It's been a week of first impressions.
Monday I started a new serving gig, which means the kitties and I will be able to continue to eat and have a roof over our heads. WHEW.
Then Tuesday I took my Broke Ass to the Tribune Tower to get my photo taken for the RedEye Broke Ass project. (Damn, that building is amazing.) Obviously this is all an effort to get my book deal/full-time editorial gig, but I felt a little guilty going in the day after my first training shift at the bar. (Not that guilty though.) The thing is, I've got enough perspective right now to appreciate this new serving gig for what it is—a JOB. That's more than many people have right now, so it would be ridiculous if I didn't value it.

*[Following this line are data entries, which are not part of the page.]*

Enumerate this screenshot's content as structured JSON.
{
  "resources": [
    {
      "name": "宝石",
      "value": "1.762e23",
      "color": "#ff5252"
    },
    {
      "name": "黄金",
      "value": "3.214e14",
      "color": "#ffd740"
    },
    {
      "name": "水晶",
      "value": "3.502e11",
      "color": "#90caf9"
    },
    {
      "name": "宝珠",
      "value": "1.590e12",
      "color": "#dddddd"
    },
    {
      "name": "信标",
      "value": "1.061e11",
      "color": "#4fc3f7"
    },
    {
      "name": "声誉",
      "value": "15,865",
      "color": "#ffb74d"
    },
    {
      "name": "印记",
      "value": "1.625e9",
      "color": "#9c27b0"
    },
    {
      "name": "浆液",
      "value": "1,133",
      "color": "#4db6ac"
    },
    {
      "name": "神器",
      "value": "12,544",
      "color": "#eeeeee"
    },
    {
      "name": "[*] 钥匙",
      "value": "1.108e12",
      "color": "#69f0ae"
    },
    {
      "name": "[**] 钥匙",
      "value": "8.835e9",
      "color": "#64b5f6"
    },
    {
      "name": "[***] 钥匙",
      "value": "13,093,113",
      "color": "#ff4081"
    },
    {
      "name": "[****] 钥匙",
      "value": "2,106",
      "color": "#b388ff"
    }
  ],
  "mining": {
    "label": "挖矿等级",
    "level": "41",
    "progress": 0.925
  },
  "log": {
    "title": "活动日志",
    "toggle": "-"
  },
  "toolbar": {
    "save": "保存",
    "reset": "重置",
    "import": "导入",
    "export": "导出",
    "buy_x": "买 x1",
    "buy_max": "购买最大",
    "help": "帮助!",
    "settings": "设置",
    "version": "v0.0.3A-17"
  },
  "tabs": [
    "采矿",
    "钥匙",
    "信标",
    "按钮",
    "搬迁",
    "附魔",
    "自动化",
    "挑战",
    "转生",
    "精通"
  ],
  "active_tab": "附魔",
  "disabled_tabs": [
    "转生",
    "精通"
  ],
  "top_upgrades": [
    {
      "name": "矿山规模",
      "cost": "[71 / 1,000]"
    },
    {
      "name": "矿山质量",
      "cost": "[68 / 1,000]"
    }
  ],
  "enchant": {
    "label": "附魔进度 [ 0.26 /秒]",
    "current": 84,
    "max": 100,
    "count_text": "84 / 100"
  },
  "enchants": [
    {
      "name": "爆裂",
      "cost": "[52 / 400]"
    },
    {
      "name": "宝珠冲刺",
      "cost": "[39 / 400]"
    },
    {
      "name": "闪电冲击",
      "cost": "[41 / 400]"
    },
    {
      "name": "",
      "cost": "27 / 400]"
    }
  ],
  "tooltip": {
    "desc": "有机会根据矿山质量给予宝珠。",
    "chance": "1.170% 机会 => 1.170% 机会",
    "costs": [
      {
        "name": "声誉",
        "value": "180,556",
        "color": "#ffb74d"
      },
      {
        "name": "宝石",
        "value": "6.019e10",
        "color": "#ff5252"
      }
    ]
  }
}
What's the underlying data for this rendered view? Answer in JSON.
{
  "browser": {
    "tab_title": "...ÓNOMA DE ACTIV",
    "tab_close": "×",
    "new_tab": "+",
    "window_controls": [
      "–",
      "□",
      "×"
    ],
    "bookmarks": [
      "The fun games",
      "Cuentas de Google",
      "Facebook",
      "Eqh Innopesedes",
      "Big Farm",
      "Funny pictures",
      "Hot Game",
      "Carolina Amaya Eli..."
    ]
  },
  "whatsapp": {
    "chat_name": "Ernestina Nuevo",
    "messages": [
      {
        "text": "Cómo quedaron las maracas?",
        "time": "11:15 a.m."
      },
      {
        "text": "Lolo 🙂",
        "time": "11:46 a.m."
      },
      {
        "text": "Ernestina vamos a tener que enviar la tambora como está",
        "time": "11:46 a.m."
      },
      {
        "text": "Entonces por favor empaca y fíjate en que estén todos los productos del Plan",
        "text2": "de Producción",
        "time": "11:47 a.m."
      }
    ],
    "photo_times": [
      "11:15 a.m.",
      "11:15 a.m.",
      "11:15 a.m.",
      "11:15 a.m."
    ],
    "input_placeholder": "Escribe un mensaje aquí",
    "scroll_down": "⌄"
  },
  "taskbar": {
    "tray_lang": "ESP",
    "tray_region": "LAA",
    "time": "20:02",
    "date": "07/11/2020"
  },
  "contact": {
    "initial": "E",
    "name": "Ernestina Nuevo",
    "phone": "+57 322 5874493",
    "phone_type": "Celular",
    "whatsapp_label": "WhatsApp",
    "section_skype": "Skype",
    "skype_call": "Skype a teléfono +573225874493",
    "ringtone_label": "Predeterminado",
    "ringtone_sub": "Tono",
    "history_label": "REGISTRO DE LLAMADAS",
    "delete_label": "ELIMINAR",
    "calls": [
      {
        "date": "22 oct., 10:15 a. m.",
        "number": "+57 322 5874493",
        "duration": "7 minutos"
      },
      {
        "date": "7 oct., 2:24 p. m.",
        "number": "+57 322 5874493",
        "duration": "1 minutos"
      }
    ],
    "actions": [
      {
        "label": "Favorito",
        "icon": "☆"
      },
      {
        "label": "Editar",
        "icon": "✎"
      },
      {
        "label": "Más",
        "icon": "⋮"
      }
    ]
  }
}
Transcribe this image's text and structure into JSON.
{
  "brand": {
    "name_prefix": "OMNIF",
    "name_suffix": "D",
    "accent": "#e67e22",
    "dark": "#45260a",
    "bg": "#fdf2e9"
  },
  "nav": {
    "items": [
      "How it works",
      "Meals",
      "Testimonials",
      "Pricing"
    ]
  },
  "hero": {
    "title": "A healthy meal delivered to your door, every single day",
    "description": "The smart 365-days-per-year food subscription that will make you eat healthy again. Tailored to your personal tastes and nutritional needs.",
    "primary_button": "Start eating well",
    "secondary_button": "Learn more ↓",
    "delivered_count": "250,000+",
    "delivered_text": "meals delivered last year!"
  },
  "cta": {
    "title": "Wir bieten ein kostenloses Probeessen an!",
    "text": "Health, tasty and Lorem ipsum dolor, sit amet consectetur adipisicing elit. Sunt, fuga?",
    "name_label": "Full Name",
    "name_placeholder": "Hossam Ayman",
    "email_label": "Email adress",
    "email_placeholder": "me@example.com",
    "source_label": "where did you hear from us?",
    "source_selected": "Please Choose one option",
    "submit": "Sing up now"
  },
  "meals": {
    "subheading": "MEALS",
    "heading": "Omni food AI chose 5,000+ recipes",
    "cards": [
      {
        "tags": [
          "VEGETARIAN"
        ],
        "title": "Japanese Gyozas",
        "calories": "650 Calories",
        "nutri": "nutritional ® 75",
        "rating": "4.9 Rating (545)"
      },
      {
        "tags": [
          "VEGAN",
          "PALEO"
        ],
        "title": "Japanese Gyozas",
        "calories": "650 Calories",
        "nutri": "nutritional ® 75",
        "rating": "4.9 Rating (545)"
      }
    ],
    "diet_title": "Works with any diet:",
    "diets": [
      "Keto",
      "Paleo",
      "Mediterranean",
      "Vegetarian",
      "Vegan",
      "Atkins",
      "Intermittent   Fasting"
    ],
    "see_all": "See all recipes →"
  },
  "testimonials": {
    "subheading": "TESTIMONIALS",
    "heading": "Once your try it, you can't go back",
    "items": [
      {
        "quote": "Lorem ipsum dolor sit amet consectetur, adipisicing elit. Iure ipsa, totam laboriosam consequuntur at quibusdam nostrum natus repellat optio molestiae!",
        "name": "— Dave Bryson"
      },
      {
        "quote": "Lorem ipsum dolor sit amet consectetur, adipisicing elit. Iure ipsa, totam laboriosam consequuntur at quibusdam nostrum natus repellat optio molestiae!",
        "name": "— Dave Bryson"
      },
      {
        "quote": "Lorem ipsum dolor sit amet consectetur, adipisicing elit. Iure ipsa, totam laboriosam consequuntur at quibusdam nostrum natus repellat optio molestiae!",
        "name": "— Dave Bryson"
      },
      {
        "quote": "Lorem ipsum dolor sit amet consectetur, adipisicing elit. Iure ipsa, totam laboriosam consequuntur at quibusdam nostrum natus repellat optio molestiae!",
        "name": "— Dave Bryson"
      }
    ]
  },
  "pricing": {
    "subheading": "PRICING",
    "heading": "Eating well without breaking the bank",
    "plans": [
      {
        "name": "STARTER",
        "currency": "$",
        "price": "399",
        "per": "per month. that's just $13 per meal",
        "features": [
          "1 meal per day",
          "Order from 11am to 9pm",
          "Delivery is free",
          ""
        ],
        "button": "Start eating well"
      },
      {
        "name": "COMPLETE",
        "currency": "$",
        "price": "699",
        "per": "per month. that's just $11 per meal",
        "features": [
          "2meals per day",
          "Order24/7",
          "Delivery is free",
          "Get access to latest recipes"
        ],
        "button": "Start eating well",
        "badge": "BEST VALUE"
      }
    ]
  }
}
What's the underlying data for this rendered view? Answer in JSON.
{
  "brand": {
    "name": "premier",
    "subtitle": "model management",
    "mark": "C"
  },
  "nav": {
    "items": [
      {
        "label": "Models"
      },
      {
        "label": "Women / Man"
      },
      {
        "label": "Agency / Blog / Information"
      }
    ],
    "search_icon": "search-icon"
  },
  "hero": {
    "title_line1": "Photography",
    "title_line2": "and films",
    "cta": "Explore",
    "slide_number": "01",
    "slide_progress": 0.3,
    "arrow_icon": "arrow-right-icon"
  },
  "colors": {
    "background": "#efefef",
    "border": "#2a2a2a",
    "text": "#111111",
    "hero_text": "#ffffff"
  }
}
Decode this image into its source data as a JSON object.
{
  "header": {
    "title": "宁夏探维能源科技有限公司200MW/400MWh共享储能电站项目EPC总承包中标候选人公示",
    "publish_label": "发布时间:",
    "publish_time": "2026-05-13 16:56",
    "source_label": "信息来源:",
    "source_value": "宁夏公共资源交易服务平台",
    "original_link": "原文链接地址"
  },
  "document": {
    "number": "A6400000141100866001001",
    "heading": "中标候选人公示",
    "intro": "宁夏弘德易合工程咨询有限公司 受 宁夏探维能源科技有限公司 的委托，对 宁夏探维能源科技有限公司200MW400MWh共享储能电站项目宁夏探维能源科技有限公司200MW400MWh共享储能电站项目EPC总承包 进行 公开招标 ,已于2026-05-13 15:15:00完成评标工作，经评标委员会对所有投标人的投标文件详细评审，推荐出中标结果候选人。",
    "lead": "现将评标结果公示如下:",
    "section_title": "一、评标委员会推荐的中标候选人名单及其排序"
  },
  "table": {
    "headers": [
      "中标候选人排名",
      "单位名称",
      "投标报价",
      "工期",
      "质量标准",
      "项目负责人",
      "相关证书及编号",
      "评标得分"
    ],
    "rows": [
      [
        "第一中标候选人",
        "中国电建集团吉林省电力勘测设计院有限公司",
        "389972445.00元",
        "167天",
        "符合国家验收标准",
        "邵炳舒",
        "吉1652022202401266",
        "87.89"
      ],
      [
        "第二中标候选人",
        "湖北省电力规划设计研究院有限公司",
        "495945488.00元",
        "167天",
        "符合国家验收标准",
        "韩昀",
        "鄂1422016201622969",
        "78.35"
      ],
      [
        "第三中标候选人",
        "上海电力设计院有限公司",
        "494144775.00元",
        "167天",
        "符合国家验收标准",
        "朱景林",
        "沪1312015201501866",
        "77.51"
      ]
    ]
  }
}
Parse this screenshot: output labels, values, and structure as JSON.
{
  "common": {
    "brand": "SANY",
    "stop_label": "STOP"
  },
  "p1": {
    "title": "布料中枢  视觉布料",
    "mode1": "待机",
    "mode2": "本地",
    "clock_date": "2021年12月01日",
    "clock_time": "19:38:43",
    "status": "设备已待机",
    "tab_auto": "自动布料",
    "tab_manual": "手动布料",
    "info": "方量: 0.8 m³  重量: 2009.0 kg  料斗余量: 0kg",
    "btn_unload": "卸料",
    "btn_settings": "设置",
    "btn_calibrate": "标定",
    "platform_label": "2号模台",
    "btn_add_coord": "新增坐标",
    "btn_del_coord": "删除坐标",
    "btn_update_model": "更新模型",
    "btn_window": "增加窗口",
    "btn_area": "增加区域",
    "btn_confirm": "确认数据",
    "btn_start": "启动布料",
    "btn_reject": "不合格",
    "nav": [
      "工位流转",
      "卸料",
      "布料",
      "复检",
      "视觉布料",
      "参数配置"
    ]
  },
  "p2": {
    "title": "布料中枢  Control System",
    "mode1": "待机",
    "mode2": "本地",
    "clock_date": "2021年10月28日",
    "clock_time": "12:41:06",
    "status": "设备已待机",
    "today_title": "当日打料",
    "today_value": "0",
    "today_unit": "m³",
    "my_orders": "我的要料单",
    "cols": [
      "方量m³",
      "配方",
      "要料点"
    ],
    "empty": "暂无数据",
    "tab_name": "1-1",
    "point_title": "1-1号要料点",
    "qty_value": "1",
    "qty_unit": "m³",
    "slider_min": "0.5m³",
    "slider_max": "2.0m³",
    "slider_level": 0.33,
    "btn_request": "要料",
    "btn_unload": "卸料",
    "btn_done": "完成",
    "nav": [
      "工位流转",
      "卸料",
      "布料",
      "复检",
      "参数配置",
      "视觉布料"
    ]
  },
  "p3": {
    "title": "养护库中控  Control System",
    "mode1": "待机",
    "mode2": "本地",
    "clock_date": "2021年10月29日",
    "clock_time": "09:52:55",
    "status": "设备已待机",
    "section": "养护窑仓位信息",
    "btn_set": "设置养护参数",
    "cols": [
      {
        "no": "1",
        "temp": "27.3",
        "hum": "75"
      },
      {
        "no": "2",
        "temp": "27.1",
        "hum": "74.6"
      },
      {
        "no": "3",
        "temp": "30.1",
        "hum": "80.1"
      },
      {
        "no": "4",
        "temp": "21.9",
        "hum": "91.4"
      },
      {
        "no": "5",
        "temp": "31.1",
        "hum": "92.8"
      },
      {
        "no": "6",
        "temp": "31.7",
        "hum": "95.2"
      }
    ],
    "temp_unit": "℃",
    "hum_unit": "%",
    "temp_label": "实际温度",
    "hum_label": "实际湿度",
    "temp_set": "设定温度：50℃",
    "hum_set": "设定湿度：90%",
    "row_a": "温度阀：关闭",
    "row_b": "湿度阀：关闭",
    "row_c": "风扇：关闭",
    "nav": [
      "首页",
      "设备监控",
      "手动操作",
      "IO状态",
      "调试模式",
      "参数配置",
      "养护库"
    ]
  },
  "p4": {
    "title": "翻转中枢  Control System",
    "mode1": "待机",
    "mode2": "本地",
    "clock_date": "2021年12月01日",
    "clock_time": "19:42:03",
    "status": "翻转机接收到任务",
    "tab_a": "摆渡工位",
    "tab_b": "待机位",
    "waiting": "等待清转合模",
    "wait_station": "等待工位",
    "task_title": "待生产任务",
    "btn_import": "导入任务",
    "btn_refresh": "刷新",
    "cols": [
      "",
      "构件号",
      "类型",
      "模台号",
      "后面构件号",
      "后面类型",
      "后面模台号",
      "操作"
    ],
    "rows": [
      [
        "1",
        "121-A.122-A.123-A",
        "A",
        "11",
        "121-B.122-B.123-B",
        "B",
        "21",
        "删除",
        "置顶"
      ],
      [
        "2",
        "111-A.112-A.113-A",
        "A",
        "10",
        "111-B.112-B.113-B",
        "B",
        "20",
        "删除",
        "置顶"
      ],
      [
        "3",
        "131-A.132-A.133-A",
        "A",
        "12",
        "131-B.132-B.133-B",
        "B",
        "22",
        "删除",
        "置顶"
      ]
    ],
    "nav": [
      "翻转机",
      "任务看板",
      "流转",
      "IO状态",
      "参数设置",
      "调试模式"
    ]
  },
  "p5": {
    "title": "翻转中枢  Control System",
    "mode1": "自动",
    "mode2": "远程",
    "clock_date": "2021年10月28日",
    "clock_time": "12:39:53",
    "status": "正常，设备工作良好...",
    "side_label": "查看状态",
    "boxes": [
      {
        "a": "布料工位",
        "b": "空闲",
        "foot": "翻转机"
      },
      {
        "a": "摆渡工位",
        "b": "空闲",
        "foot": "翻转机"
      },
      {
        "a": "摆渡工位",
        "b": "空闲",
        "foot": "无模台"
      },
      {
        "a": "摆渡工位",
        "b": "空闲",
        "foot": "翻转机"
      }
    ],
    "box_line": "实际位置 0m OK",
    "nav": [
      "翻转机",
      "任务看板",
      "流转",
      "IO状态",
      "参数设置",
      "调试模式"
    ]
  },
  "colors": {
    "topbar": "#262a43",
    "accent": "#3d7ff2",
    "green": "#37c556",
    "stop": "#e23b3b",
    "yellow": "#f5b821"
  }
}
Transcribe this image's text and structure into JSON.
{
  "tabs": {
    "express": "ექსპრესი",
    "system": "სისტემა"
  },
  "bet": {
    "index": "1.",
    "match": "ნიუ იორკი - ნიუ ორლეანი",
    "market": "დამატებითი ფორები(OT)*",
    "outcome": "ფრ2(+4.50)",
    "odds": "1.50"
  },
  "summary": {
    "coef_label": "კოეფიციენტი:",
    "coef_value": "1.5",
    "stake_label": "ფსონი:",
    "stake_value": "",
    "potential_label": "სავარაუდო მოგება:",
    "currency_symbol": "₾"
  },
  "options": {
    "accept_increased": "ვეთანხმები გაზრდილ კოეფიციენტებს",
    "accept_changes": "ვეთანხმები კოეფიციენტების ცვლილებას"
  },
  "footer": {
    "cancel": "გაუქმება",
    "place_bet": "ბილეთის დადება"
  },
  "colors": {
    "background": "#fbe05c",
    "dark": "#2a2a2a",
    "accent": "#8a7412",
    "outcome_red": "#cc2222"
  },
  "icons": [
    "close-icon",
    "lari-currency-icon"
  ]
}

Today was my third shift at the bar. I was annoyed with myself the moment I woke up today, because I stayed out too late the night before, overslept, and felt (and looked) like crap. Not the best version of myself to go in to a new job. When am I going to learn? Not only am I the "new girl" in a still relatively foreign environment, I am the new girl who is a space cadet, and not a very friendly one at that, because I'm exhausted.
Uggh. I don't know what my fellow employees think of me at this point, but after the lunch shift was over and I took my break (I was working a double), I immediately went to Dunkin Donuts and gulped down a coffee. Hoorah for caffeine, because when I finally got to take tables during the dinner shift, I felt like a more accurate version of myself. (I smiled at people. Some of them smiled back.)
My first impressions of the new job are overall pretty positive, so I can only hope that I've made a halfway decent impression on all these co-workers and managers I've just acquired. If my last job taught me anything, it's that when I'm intimidated or nervous, it comes across to other people (ahem, like my managers) as me being snobby, conceited, or negative (insert other bad adjective here). And that blows. Because even though it shouldn't really matter, I still wish I could have somehow shown my previous boss that my "dirty looks" and "bad attitude" was really just me, intimidated, nervous, and sensitive as all hell.
I want to make a good first impression this time. But I'm willing to make a good second (and third, or tenth) impression if that's what I have to do. I learned my lesson. If your boss doesn't like you—or thinks you don't like her, so in turn begins to loathe you—work can be pretty damn miserable. No thank you. I'm done with that portion of the Ali show.
It's a fresh start. And it's nervewracking and tough and wonderful.